A step of forming a Ni-P alloy plating layer containing 15 to 15% by weight, and a step of thermally diffusing the alloy components of the Ni-P alloy plating layer to form a Fe-Ni-P-based diffusion alloy region on the steel sheet. And a step of forming a hot-dip galvanized layer by performing hot-dip galvanizing after this step, and a method for producing a galvanized steel sheet excellent in corrosion resistance and workability of a plated layer. 2. A P plate on at least one surface of a steel plate.

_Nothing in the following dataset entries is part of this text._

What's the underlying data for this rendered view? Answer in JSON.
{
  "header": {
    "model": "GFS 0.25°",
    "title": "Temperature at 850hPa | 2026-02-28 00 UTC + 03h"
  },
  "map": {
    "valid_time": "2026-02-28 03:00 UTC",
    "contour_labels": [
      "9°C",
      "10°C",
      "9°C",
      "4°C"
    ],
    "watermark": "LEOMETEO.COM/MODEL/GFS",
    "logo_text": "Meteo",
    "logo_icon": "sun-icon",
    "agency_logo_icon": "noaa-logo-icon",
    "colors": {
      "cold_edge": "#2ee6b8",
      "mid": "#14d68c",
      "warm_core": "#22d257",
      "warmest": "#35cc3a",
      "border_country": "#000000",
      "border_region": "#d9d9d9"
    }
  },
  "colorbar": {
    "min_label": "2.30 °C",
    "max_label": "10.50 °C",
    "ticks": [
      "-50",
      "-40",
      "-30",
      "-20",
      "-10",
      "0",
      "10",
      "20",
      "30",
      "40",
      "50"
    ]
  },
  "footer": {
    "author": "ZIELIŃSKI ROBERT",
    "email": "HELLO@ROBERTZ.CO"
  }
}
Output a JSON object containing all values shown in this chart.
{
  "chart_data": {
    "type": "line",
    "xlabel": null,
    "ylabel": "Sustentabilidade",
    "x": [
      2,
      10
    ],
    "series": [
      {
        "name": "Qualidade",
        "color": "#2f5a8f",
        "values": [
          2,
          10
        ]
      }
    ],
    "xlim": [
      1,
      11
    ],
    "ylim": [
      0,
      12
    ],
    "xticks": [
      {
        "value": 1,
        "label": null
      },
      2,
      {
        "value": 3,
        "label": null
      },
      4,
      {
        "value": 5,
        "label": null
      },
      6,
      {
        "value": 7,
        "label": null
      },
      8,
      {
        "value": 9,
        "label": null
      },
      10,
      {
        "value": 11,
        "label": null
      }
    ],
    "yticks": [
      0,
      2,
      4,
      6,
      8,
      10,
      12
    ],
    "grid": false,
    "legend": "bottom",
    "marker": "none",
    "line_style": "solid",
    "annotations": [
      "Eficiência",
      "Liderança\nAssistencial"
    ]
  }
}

A step of forming a Ni-P alloy plating layer containing 15% by weight to 15% by weight and 15% by weight or less of one or more of W, Mo, Cr and Cu, and an alloy component of the Ni-P alloy plating layer. Corrosion resistance and plating layer processing including a step of thermally diffusing to form a Fe-Ni-P-based diffusion alloy region on a steel sheet and a step of performing hot dip galvanizing to form a hot dip galvanized layer after this step A method for producing a galvanized hot rolled steel sheet having excellent properties. 3. The method for producing a galvanized steel sheet excellent in corrosion resistance and plating layer workability according to claim 1 or 2, wherein the thermal diffusion is performed in a non-oxidizing atmosphere at a maximum attainable temperature of 500 ° C. or higher and 800 ° C. or lower. 4. The method for producing a galvanized steel sheet excellent in corrosion resistance and plating layer workability according to claim 3, wherein the maximum ultimate temperature is held for 1 second to 30 seconds.